We open with the do-firsts: airborne isolation (negative pressure + N95s), notify public health, obtain CXR and 2–3 sputums for AFB smear/culture, and run first-line NAAT (Xpert MTB/RIF or Ultra) to both confirm TB and detect rifampin resistance within hours. If no sputum: induce or test extrapulmonary samples; in HIV or the critically ill, add urine LAM and site-specific molecular testing.

Isolation shortcuts that are safe: maintain airborne precautions until effective therapy + clinical improvement + serial negative smears; in low-probability cases, negative NAATs can shorten isolation per local protocol. Don’t forget source control of aerosols (patient masking for transport) and robust room engineering.

Treatment—build the bactericidal backbone:
• RIPE for drug-susceptible TB: isoniazid + rifampin + pyrazinamide + ethambutol for 2 months, then isoniazid + rifampin for 4 more (6 months total). Stop ethambutol once susceptibilities confirm. Start empirically when suspicion is high or illness severe—don’t wait on cultures.
• DOT (inpatient → outpatient) to secure adherence and curb resistance.
• Pyridoxine with isoniazid to prevent neuropathy.

If resistance is on the table:
• Triggered by prior TB, exposure to MDR-TB, high-prevalence regions, or early rifampin resistance on NAAT.
• Send rapid molecular DST and culture-based DST on all isolates.
• For MDR/XDR, pivot to all-oral regimens (e.g., bedaquiline-based ± linezolid/pretomanid) with expert consult—never add a single drug to a failing regimen.
• Keep strict isolation until on effective therapy and improving.

Special plays:
• HIV: daily TB therapy, mind rifamycin–ART interactions (use rifabutin when needed). Start ART within 2 weeks if CD4 <50 (delay for TB meningitis). Co-trimoxazole when indicated; watch for IRIS.
• Renal/hepatic disease: adjust dosing, close LFT/Cr monitoring; PZA, INH, and RIF drive hepatotoxicity risk.
• Pregnancy: standard therapy generally safe; monitor toxicity closely.
• Extrapulmonary TB: tailor diagnostics; steroids for TB meningitis or pericarditis.

Monitoring that moves outcomes:
• Monthly sputum culture until two consecutive negatives; repeat DST if still positive at 2–3 months.
• Baseline → monthly LFTs, renal function; CBC if on linezolid; ECG/electrolytes if on bedaquiline.
• CXR at baseline, ~2–3 months, and end of therapy to document response.
• Screen and treat depression, malnutrition, substance use, and social barriers—these derail adherence.

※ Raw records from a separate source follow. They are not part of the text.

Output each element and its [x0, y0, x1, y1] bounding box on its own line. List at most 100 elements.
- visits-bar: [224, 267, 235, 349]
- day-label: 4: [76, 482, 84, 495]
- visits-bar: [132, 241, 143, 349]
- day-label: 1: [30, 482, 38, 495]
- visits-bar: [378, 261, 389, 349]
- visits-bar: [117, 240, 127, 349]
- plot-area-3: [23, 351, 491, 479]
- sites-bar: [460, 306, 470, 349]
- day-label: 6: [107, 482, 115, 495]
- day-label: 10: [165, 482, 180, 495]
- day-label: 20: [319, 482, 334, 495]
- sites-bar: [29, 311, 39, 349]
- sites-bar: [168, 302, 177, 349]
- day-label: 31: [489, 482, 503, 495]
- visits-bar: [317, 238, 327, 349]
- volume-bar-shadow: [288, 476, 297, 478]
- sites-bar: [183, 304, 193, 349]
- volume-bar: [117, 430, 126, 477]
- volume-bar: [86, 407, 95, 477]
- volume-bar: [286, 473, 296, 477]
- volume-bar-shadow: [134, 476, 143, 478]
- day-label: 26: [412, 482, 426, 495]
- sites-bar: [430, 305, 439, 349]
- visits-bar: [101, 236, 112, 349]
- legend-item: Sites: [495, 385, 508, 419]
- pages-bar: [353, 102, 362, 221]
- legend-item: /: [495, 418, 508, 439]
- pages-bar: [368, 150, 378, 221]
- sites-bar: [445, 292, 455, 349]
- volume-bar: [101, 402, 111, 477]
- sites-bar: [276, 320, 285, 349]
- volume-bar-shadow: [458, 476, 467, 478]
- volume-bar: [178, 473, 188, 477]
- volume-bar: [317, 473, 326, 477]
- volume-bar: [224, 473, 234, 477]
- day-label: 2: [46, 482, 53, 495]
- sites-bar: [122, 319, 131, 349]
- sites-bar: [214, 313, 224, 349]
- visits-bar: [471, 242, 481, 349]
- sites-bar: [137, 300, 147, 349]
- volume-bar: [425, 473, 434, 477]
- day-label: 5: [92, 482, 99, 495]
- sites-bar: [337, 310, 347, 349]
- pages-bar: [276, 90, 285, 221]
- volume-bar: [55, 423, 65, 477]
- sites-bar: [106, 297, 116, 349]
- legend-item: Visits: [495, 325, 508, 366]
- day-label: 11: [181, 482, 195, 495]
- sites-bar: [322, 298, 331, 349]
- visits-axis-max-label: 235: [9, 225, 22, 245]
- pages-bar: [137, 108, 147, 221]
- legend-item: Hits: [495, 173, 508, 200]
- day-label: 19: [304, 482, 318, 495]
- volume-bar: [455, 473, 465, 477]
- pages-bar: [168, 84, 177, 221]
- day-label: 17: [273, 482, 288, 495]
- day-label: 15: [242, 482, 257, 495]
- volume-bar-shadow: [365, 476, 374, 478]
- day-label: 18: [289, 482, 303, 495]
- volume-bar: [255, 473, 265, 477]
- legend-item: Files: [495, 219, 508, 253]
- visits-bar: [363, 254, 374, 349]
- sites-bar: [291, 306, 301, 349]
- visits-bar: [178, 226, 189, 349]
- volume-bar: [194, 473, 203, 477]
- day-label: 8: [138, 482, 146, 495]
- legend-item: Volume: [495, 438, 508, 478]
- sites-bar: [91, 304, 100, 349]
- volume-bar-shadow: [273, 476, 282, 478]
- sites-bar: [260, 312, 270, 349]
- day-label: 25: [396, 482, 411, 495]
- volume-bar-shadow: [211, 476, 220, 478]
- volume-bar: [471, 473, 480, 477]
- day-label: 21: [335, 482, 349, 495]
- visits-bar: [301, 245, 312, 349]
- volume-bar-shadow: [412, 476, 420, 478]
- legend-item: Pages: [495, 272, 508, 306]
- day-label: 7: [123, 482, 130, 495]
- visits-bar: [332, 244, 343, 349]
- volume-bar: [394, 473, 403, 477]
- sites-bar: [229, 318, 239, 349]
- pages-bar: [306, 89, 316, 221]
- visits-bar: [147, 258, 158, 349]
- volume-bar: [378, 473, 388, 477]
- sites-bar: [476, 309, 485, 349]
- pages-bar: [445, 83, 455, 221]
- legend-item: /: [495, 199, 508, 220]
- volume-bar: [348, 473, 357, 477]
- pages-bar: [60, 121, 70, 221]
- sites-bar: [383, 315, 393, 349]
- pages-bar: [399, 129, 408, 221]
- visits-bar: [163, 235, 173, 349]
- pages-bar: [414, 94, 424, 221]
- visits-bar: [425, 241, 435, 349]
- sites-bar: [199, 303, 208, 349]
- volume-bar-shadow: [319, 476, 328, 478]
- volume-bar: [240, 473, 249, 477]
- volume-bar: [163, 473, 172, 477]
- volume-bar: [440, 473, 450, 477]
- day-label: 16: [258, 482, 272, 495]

Complications to anticipate and preempt: respiratory failure, hemoptysis, ARDS, miliary/disseminated disease, and organ-specific EPTB (CNS, bone, GU). In HIV, be ready for IRIS after ART start—recognize early, manage inflammation, continue TB therapy.

The hospital TB bundle:

1. Isolate immediately and notify public health.

2. CXR + sputum AFB/culture + NAAT (add LAM/extrapulmonary NAAT when appropriate).

3. Empiric RIPE now, switch per DST.

4. DOT handoff and discharge plan aligned with public health.

5. Toxicity labs monthly; culture conversion tracking.

6. ART timing and DDI management for HIV.

7. Resistance pathway (rapid DST → expert-guided, bedaquiline-based regimen).

8. Education + social supports to sustain adherence.

Fast, infection-controlled, and outcome-focused—isolate early, test smart, treat today, and partner with public health to break transmission and deliver cure.